All Our Names by Dinaw Mengetsu – A Review
Two very different stories converge in All in our Names, the latest novel by Ethopian-American author Dinaw Mengestu. It is the early 1970’s, and the stories are of a black man who has fled to the American Midwest from violence on the continent of Africa and a white woman, Helen, who grew up in the American Midwest and has never left.
Helen is a lonely and passionate woman who still lives in her family home, a place where women’s voices were silenced. Her mother, whom she calls “a whisperer,” is still living with her, and the back yard is overgrown. This was the very same yard that she retreated to as a child so she could read her books out loud, and where, later in life, she screamed in frustration.
Helen is also the social worker assigned to help Isaac, a newly arrived immigrant, adjust to a new country. Isaac was raised in Ethiopia and went to school in Uganda. While in Uganda, his world became one of violence and revolution. The intense bloodshed led him to seek safety in America. But before he left, he changed his name.
Information about Isaac’s past is revealed painfully slowly as Helen tries to fill in the blanks both because of her work, and because she wants and needs (or thinks she does) to know. (As different on the surface as two people can be, the two still begin a secret affair.) She herself knows little of the world, and even less about what might be going on in places like Uganda.
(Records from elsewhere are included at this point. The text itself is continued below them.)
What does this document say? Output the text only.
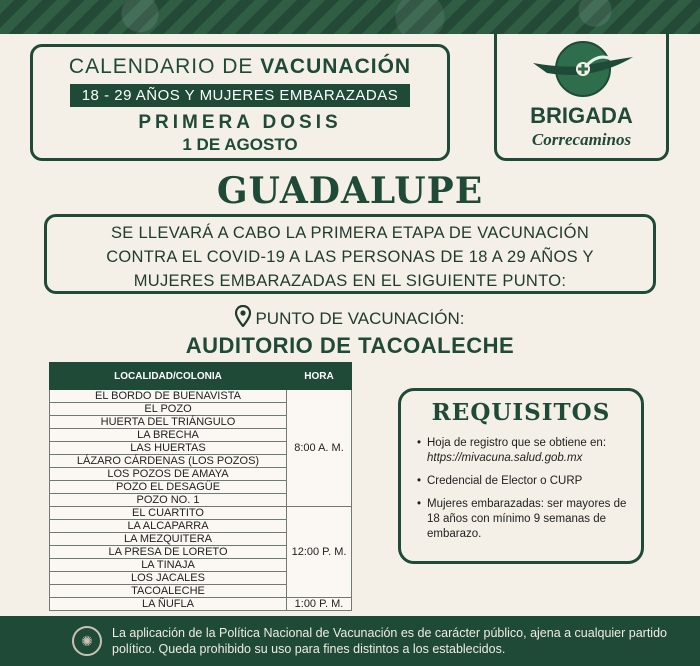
CALENDARIO DE VACUNACIÓN
18 - 29 AÑOS Y MUJERES EMBARAZADAS
PRIMERA DOSIS
1 DE AGOSTO
BRIGADA
Correcaminos
GUADALUPE
SE LLEVARÁ A CABO LA PRIMERA ETAPA DE VACUNACIÓN
CONTRA EL COVID-19 A LAS PERSONAS DE 18 A 29 AÑOS Y
MUJERES EMBARAZADAS EN EL SIGUIENTE PUNTO:
PUNTO DE VACUNACIÓN:
AUDITORIO DE TACOALECHE
LOCALIDAD/COLONIA	HORA
EL BORDO DE BUENAVISTA	8:00 A. M.
EL POZO	
HUERTA DEL TRIÁNGULO	
LA BRECHA	
LAS HUERTAS	
LÁZARO CÁRDENAS (LOS POZOS)	
LOS POZOS DE AMAYA	
POZO EL DESAGÜE	
POZO NO. 1	
EL CUARTITO	12:00 P. M.
LA ALCAPARRA	
LA MEZQUITERA	
LA PRESA DE LORETO	
LA TINAJA	
LOS JACALES	
TACOALECHE	
LA ÑUFLA	1:00 P. M.
REQUISITOS
• Hoja de registro que se obtiene en: https://mivacuna.salud.gob.mx
• Credencial de Elector o CURP
• Mujeres embarazadas: ser mayores de 18 años con mínimo 9 semanas de embarazo.
✺	La aplicación de la Política Nacional de Vacunación es de carácter público, ajena a cualquier partido político. Queda prohibido su uso para fines distintos a los establecidos.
She doesn’t truly grasp it when Isaac tries to explain that even her little corner of the world is not safe for an interracial couple.
When he came to America discards all of the 13 names he was born with, and takes the name of a friend who had been a fellow student, and victim of the Ugandan violence. Isaac (the original) was an idealist, passionate about change.
Helen doesn’t think there is racism in her world, in her town. She sincerely believes that her people are middle of the road, and is blind to the dividing lines between black and white right in front of her as she walks through different sections of town.
That changes when they visit a local diner. This is a favorite spot, one of many places on Helen’s list of things to show Isaac. (She doesn’t have much to show him, after all, since her experience of the world is so different from his.)
When they order, and the waitress asks if they want the order “to go,” Helen’s eyes start to open. Then, when Isaac’s food comes, it is served on thin paper plates and with plastic utensils, unlike everyone else. (Helen’s meal comes on china.) Helen desperately wants to leave, but Isaac insists on finishing the meal.
This book tells a difficult story about race, but that isn’t the central theme. It is a magnificent love story, with all the complexities that befall any couple who find themselves in that state.